La France en miettes : régionalismes, l’autre séparatisme, Benjamin Morel, Les Éditions du Cerf, 2023.

Le livre en deux mots

Le constitutionnaliste et politiste Benjamin Morel a livré en tout début d’année un ouvrage majeur sur un sujet qui, quoique capital, n’intéresse guère les médias ni l’opinion publique. L’ethnorégionalisme, « l’autre séparatisme » comme le désigne le sous-titre du livre, déchire la France à suffisamment bas bruit et en s’entourant d’une telle image de sympathique folklore que cette balkanisation ne fait réagir personne. Car l’ethnorégionalisme – ou plutôt : les ethnorégionalismes – n’est finalement qu’un identitarisme comme les autres qui cherche à détruire la nation, l’État et la République qu’il souhaite remplacer par des communautés artificielles fondées sur des identités fantasmées.

Avec une précision chirurgicale, l’auteur en raconte les histoires, toutes puisant aux mêmes sources de l’extrême droite, de Maurras et de la collaboration. On comprend aisément que cet encombrant passé soit aujourd’hui bien peu assumé… d’autant que les héritiers de Maurras n’ont visiblement pas bien lu ses textes [1]. La plupart des ethnorégionalismes (sinon tous) sont ainsi nés à l’extrême droite, ont activement collaboré avec l’occupant allemand et ont mis beaucoup de temps à se mouvoir opportunément vers « la gauche », déménagement somme toute incomplet puisque leur vision du monde demeure authentiquement ethniciste et raciste, malgré le vernis d’« ouverture au monde » dont ils se parent. Le racisme, c’est mal ; mais le racisme au nom d’une ethnie régionale, c’est bien ! Certains sophismes, malgré leur ridicule, ne font guère sourire.

On pourrait toutefois imaginer que la défense des « petites patries » soit un combat suffisamment juste pour fermer les yeux sur l’idéologie sous-jacente. Outre que ce serait déjà là une forfaiture intellectuelle, le naïf qui croirait ainsi défendre de gentilles identités locales opprimées et menacées par le méchant jacobinisme centralisateur français ferait une grave erreur. Benjamin Morel montre très bien que le pire ennemi des cultures locales, de leurs traditions et de leurs langues est justement… l’ethnorégionalisme lui-même, qui méprise et détruit sciemment les petites patries dans sa volonté militante de saper l’État.

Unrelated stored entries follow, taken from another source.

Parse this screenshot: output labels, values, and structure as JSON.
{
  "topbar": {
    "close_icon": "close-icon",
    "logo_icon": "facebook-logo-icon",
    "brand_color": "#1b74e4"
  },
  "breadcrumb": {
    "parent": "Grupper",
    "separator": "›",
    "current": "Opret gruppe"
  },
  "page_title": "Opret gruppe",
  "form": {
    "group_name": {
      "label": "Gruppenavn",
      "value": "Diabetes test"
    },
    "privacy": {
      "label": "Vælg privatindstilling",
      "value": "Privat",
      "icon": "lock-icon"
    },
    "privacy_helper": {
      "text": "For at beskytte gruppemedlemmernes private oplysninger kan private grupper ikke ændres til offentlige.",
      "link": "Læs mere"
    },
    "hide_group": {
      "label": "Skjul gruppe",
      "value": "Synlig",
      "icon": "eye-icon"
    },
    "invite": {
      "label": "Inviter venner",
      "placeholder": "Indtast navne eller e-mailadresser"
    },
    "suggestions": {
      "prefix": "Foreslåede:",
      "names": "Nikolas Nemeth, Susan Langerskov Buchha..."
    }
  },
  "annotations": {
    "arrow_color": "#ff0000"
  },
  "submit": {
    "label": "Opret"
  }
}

Les exemples pullulent dans ce livre très documenté, non seulement en France (Corse, Alsace, Pays basque, Bretagne…) mais également dans d’autres pays qui subissent des séparatismes locaux équivalents (Royaume-Uni, Espagne, Italie…). Ces derniers montrent combien la pente est glissante et les effets délétères d’une autonomisation progressive due aux abdications successives devant les ethnorégionalismes. Chaque recul de l’État central au profit d’une région entraîne des réclamations de la part d’autres régions. Une fois qu’elles ont toutes gagné les mêmes avantages, la première, vexée d’être ainsi normalisée, repart à la charge pour l’obtention de davantage de compétences propres, et ainsi de suite. La concurrence entraîne une course à l’échalote vers toujours plus de prérogatives, dans une surenchère qui ne peut se conclure que par l’explosion de l’État.

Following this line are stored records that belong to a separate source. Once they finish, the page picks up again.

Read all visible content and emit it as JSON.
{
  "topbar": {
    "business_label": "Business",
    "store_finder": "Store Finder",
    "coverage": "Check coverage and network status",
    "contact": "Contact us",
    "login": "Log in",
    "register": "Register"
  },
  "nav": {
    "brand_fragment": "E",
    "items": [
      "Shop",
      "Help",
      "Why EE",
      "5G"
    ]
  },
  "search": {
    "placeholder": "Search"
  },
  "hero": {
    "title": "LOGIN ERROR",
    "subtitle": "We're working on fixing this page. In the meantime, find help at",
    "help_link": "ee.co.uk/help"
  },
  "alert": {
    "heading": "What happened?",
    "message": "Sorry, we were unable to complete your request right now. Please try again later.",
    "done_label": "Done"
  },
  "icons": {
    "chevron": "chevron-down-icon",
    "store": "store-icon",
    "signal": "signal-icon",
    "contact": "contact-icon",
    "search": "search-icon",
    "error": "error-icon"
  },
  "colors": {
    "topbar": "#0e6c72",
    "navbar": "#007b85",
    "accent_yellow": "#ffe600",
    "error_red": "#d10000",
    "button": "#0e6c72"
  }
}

L’Union européenne se voit souvent accusée, à juste titre, de favoriser les séparatismes régionaux contre les États nationaux et de promouvoir la reconstruction du continent autour d’une fédération de régions ethniques. Elle n’est pourtant pas la seule à se servir des divers mouvements autonomistes ou indépendantistes pour affaiblir la France. Nombreuses sont les influences extérieures, historiques et contemporaines, qui encouragent, financent et promeuvent les ethnorégionalismes : Union européenne et Allemagne, évidemment, mais pas seulement, comme l’explique l’auteur avec une série très documentée d’exemples précis qui dressent un tableau saisissant des manipulations menées par les vrais ennemis et les faux amis de la France ; les ethnorégionalistes font ainsi figure de pions stratégiques dans le « jeu » diplomatique international.

Et si le rapport de l’UE aux ethnorégionalismes s’avère malgré tout plus complexe qu’on l’imagine de prime abord, les séparatistes apparaissant souvent comme des alliés bien encombrants, les trahisons des élites et des élus français ont, pour leur part, fait sans doute jusqu’à présent autant de mal que l’UE elle-même. En effet, tous les gouvernements, quelle que soit leur couleur politique, ont pareillement foulé l’indivisibilité de la République pour plaire à certains barons locaux ou les punir. La conscience de l’intérêt général a disparu de tous les partis et son absence ne laisse que de petits carriéristes prêts à vendre la France à la découpe, sans rien de commun avec les hommes d’État que, dans leurs délires mégalomanes, ils osent s’imaginer être. Et Benjamin Morel de rappeler, avec une lucidité acide, que « l’argent, les compétences, tout est négociable une veille d’élections [2]. »

Les élites nationales alimentent ainsi le juteux business des entrepreneurs identitaires régionaux. Les reconstructions d’identités régionales jouent avec maestria la partition folklorique pour séduire les gogos et gagner des parts de marché politiques et économiques [3]. Ainsi à l’idéologie s’ajoutent d’importants enjeux financiers, notamment via le tourisme de masse qui se nourrit de ces mouvements au fonctionnement souvent mafieux. Les ethnorégionalismes profitent pleinement de la mondialisation capitaliste et financière (nouvelle preuve de la parfaite complicité entre identitarismes et néolibéralisme).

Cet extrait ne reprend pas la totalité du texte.